The gallery presented four Tanzanian women artists – Theresia Venance, Tulsi Patel, Valerie Asiimwe Amani, and Turakella Editha Gyindo, each bringing a different lens to what contemporary Tanzanian art looks and feels like. Theresia Venance’s figurative portraits explored womanhood and resilience with an intimacy that felt both deeply personal and universal. Valerie Asiimwe Amani’s mixed-media work reached into cosmology and cultural identity, asking the big questions in quiet ways. Turakella Editha Gyindo’s practice sat at the intersection of ritual and transformation, her pieces evoking healing and cleansing. And Tulsi Patel turned water – its waves, its flow – into a powerful metaphor for the human body’s inner workings.
The lineup was all-women, but not by design. Mashiba Albou has been clear about that: the selection was driven by merit. The fact that four women ended up representing Tanzania on a global stage speaks volumes about the depth and force of female artistic talent coming out of this country right now.
And this is not where the story peaks.

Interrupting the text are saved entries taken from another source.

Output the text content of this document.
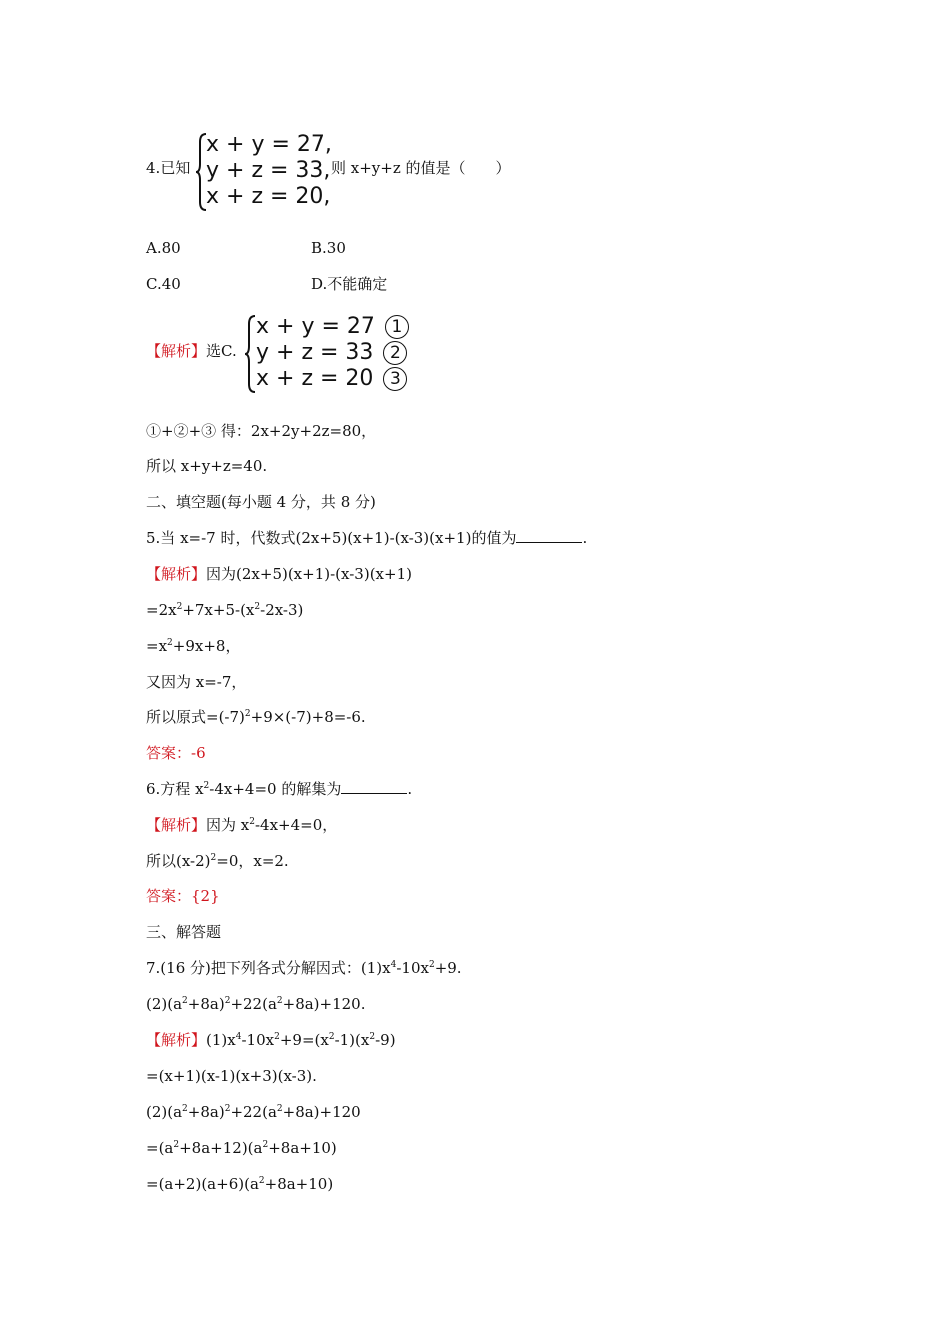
4.已知
x + y = 27,
y + z = 33,
x + z = 20,
则 x+y+z 的值是（　　）
A.80	B.30
C.40	D.不能确定
【解析】选C.
x + y = 27 1
y + z = 33 2
x + z = 20 3
①+②+③ 得：2x+2y+2z=80，
所以 x+y+z=40.
二、填空题(每小题 4 分，共 8 分)
5.当 x=-7 时，代数式(2x+5)(x+1)-(x-3)(x+1)的值为	.
【解析】因为(2x+5)(x+1)-(x-3)(x+1)
$=2x^2+7x+5-(x^2-2x-3)$
$=x^2+9x+8$，
又因为 x=-7，
所以原式$=(-7)^2+9\times(-7)+8=-6$.
答案：-6
6.方程 $x^2-4x+4=0$ 的解集为	.
【解析】因为 $x^2-4x+4=0$，
所以$(x-2)^2=0$，x=2.
答案：{2}
三、解答题
7.(16 分)把下列各式分解因式：$(1)x^4-10x^2+9$.
$(2)(a^2+8a)^2+22(a^2+8a)+120$.
【解析】$(1)x^4-10x^2+9=(x^2-1)(x^2-9)$
=(x+1)(x-1)(x+3)(x-3).
$(2)(a^2+8a)^2+22(a^2+8a)+120$
$=(a^2+8a+12)(a^2+8a+10)$
$=(a+2)(a+6)(a^2+8a+10)$
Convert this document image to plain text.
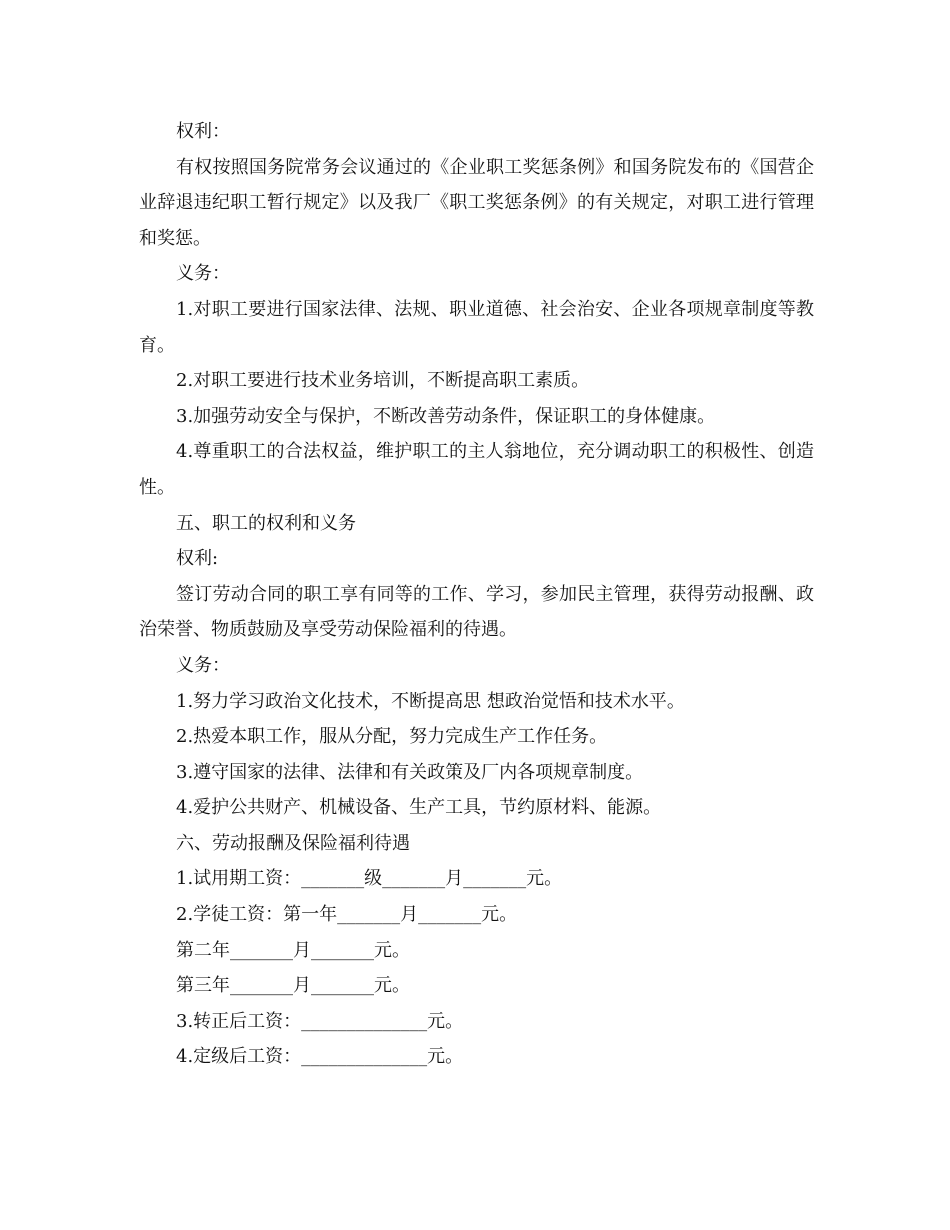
权利：

有权按照国务院常务会议通过的《企业职工奖惩条例》和国务院发布的《国营企业辞退违纪职工暂行规定》以及我厂《职工奖惩条例》的有关规定，对职工进行管理和奖惩。

义务：

1.对职工要进行国家法律、法规、职业道德、社会治安、企业各项规章制度等教育。

2.对职工要进行技术业务培训，不断提高职工素质。

3.加强劳动安全与保护，不断改善劳动条件，保证职工的身体健康。

4.尊重职工的合法权益，维护职工的主人翁地位，充分调动职工的积极性、创造性。

五、职工的权利和义务

权利:

签订劳动合同的职工享有同等的工作、学习，参加民主管理，获得劳动报酬、政治荣誉、物质鼓励及享受劳动保险福利的待遇。

义务：

1.努力学习政治文化技术，不断提高思 想政治觉悟和技术水平。

2.热爱本职工作，服从分配，努力完成生产工作任务。

3.遵守国家的法律、法律和有关政策及厂内各项规章制度。

4.爱护公共财产、机械设备、生产工具，节约原材料、能源。

六、劳动报酬及保险福利待遇

1.试用期工资：_______级_______月_______元。

2.学徒工资：第一年_______月_______元。

第二年_______月_______元。

第三年_______月_______元。

3.转正后工资：______________元。

4.定级后工资：______________元。
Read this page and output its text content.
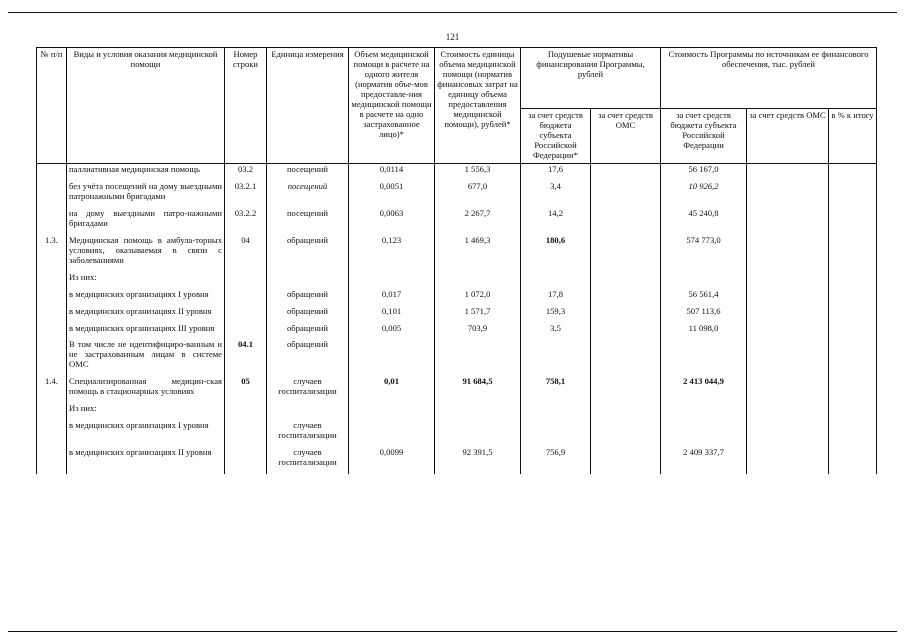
121
№ п/п	Виды и условия оказания медицинской помощи	Номер строки	Единица измерения	Объем медицинской помощи в расчете на одного жителя (норматив объе-мов предоставле-ния медицинской помощи в расчете на одно застрахованное лицо)*	Стоимость единицы объема медицинской помощи (норматив финансовых затрат на единицу объема предоставления медицинской помощи), рублей*	Подушевые нормативы финансирования Программы, рублей		Стоимость Программы по источникам ее финансового обеспечения, тыс. рублей		
						за счет средств бюджета субъекта Российской Федерации*	за счет средств ОМС	за счет средств бюджета субъекта Российской Федерации	за счет средств ОМС	в % к итогу
	паллиативная медицинская помощь	03.2	посещений	0,0114	1 556,3	17,6		56 167,0		
	без учёта посещений на дому выездными патронажными бригадами	03.2.1	посещений	0,0051	677,0	3,4		10 926,2		
	на дому выездными патро-нажными бригадами	03.2.2	посещений	0,0063	2 267,7	14,2		45 240,8		
1.3.	Медицинская помощь в амбула-торных условиях, оказываемая в связи с заболеваниями	04	обращений	0,123	1 469,3	180,6		574 773,0		
	Из них:									
	в медицинских организациях I уровня		обращений	0,017	1 072,0	17,8		56 561,4		
	в медицинских организациях II уровня		обращений	0,101	1 571,7	159,3		507 113,6		
	в медицинских организациях III уровня		обращений	0,005	703,9	3,5		11 098,0		
	В том числе не идентифициро-ванным и не застрахованным лицам в системе ОМС	04.1	обращений							
1.4.	Специализированная медицин-ская помощь в стационарных условиях	05	случаев госпитализации	0,01	91 684,5	758,1		2 413 044,9		
	Из них:									
	в медицинских организациях I уровня		случаев госпитализации							
	в медицинских организациях II уровня		случаев госпитализации	0,0099	92 391,5	756,9		2 409 337,7		
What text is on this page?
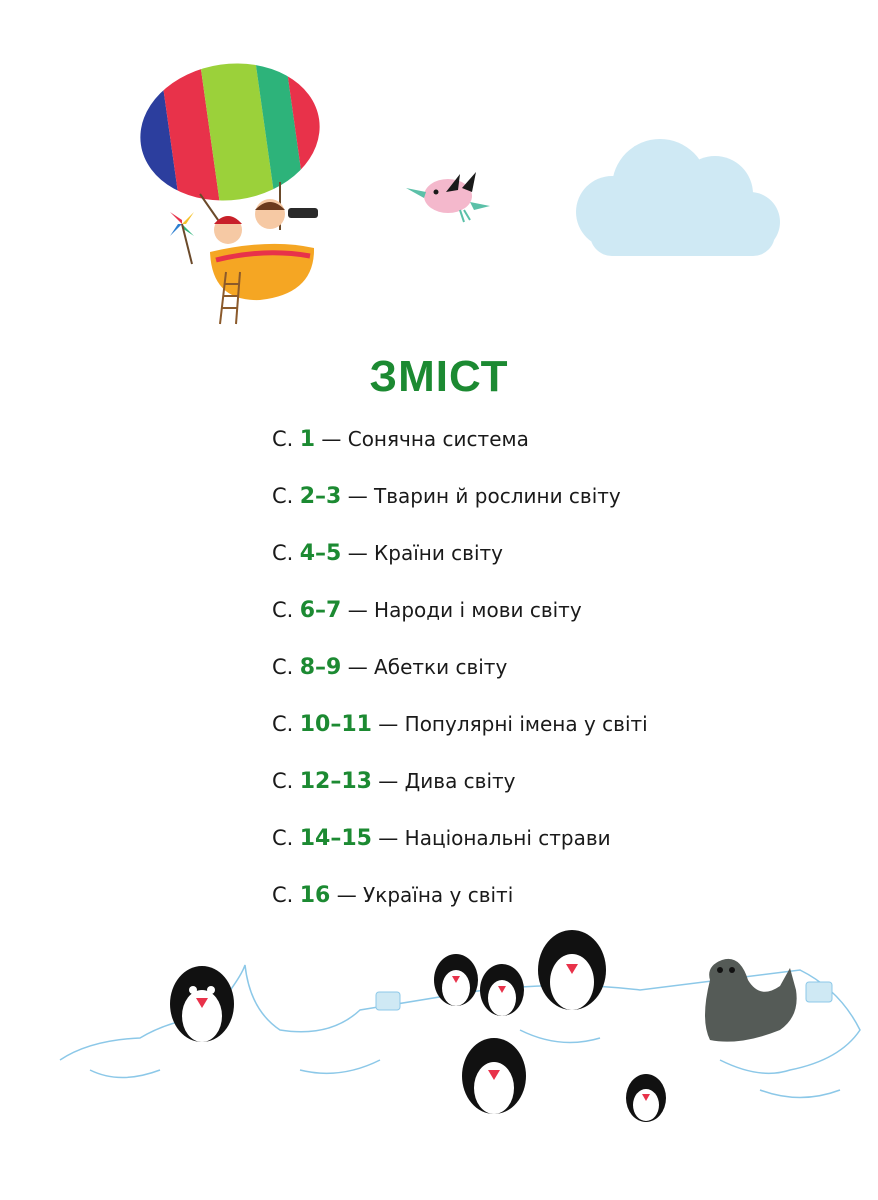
ЗМІСТ
С. 1 — Сонячна система
С. 2–3 — Тварин й рослини світу
С. 4–5 — Країни світу
С. 6–7 — Народи і мови світу
С. 8–9 — Абетки світу
С. 10–11 — Популярні імена у світі
С. 12–13 — Дива світу
С. 14–15 — Національні страви
С. 16 — Україна у світі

Two of these four artists — Valerie Asiimwe Amani and Turakella Editha Gyindo, will represent Tanzania at the 2026 Venice Biennale, arguably the most prestigious showcase in the art world. Lorna Mashiba Albou herself has been named curator of Tanzania’s national pavilion in Venice. From Seoul to Venice, the thread is clear: Tanzanian contemporary art is arriving, and Rangi Gallery is holding the door wide open.
The Seoul participation also carried a significant diplomatic dimension. Tanzania’s out-going Ambassador to South Korea, Togolani Edriss Mavura, attended the fair in person to view the works on display – a visible signal that this was more than a gallery exhibition. It was a moment of genuine cultural exchange between two nations, reaching beyond formal diplomacy into something more human, more lasting.
Rangi Gallery was founded in Dar es Salaam by Mashiba Albou, who spent over a decade as a corporate lawyer before pivoting to the creative economy. The gallery serves as a platform for emerging and established Tanzanian artists and runs the Rangi Nyumbani Residency, which connects local creatives with international networks. Art OnO 2026 marks the gallery’s second international fair, following a debut in South Africa in 2025.
Tanzania has never lacked artistic talent. What it has lacked is the infrastructure, the platforms, the bridges to connect that talent with the world. Rangi Gallery is building those bridges – one international stage at a time.